He pasado
cuatro días en el piso de mis padres de Sanlúcar de Barrameda, Cádiz, y me debo
estar haciendo mayor. No he podido descansar y me he vuelto aburrido. El vecino
de arriba solía mover arrastrando sillas o mesas, el abuelete del piso de
enfrente, al otro lado de la calle pero con su balcón abierto, igual que
nosotros, debía tener a su nieta y le cantaba para que la niña bailara. El
vecino de junto parecía que bromeaba con sus pequeños, a los que llegaba a enrabietar.

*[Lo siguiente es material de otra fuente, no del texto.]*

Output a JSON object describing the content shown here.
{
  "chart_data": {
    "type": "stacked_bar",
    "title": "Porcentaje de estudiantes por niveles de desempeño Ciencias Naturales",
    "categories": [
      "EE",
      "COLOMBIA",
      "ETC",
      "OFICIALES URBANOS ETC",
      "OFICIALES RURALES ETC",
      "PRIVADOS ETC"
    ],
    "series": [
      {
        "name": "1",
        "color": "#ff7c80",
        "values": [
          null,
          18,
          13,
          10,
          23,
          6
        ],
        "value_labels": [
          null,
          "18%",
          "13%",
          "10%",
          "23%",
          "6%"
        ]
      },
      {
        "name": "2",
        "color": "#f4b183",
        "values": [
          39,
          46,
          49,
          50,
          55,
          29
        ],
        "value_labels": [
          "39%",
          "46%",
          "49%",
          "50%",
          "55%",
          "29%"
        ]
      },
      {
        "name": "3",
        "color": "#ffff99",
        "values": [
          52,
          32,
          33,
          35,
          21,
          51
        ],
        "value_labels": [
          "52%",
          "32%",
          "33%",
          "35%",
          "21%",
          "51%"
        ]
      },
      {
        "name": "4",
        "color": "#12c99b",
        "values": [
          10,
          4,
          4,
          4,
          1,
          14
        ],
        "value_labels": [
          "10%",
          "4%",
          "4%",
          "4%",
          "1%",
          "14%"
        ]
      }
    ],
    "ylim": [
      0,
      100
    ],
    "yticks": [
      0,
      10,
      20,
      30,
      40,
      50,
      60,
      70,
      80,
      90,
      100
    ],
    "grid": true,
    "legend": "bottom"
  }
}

La gente que pasa por la calle, hablamos a las once, once y media, doce y más,
parece que habla con un amplificador incorporado en su garganta, las voces entran
en todas las habitaciones de todos los pisos cercanos. La calle donde está el
piso, como tiene los juzgados al lado, para más precisión, es el edificio
contiguo, debe ser la mejor iluminada, o sea, la que debe tener una iluminación
más potente por centímetro cuadrado, lo que te obliga a tener todas las persianas
bajadas, o no te hace falta encender luces en el piso para transitar por su
interior. Si hace calor dentro, te aguantas, no puedes aprovechar la brisa del
exterior porque la luz no te dejará dormir. En este piso los niños no van a
pasar miedo a la oscuridad, pues si no bajas las persianas, no la vas a tener, oscuridad,
se entiende.
Para terminar
la agradable estancia, como ya dije, el edificio de al lado son los juzgados, y
entre este y el siguiente que es un centro comercial, hay una plaza amplia con
algunos columpios para los más pequeños y un par de bares con sus veladores
colocados en la misma plaza. Esto origina que los padres lleguen, se sienten a
charlar, comer y beber, mientras sus hijos e hijas corretean por la plaza. Ya
no he dicho pequeños y pequeñas, porque a veces, muy frecuentemente, ya no son
tan niños. Y ahora llega el segundo detalle observado y sufrido: mientras los
padres, placenteramente, hacen sus consumiciones, sus descendientes gritan y
gritan. Cada cual lo hace más alto que su rival de juego, y no son dos o
cuatro, sino el patio de un colegio, un recreo de niños inconscientes de que a
su alrededor hay personas, en muy diversas condiciones de edad y estado, que
tal vez o muy posiblemente, necesiten y quieran descansar. Peor aún, la
insensatez de los padres y madres, que tranquilamente siguen a lo suyo sin que
les hayan enseñado a sus hijos e hijas el valor del respeto hacia los demás, el
hablar en voz baja como norma general, y muy especialmente a ciertas horas de
la noche. Pero para educar hay que estar educado, hay que haber recibido ese
mínimo de valores que nos haga tener en cuenta los derechos de los demás y no
solo los nuestros.
Y para
finalizar, como en cualquier ciudad viva, pero ocupada en parte por
desaprensivos, no me he escapado de los coches que pasan por las calles
cercanas, incluso por la calle donde está el piso, que transitan con las
ventanillas bajadas y compartiendo sus ritmos musicales con toda la vecindad.
Tampoco me he librado del porculero de la moto con escape libre, que recorría a
toda velocidad cualquiera de las vías próximas. Digo que iría a toda velocidad
en proporción al estruendo que salía por el tubo de escape de la máquina.
Como ustedes
verán, ha sido como la vida misma, como sucede en cualquier ciudad, porque
lamentablemente no damos, y metámonos todos, el nivel suficiente para vivir en
sociedad. Al menos, no, para hacerlo en armonía y con respeto hacia nuestros
semejantes. Y muy especialmente, a ciertas horas de la noche o de la madrugada.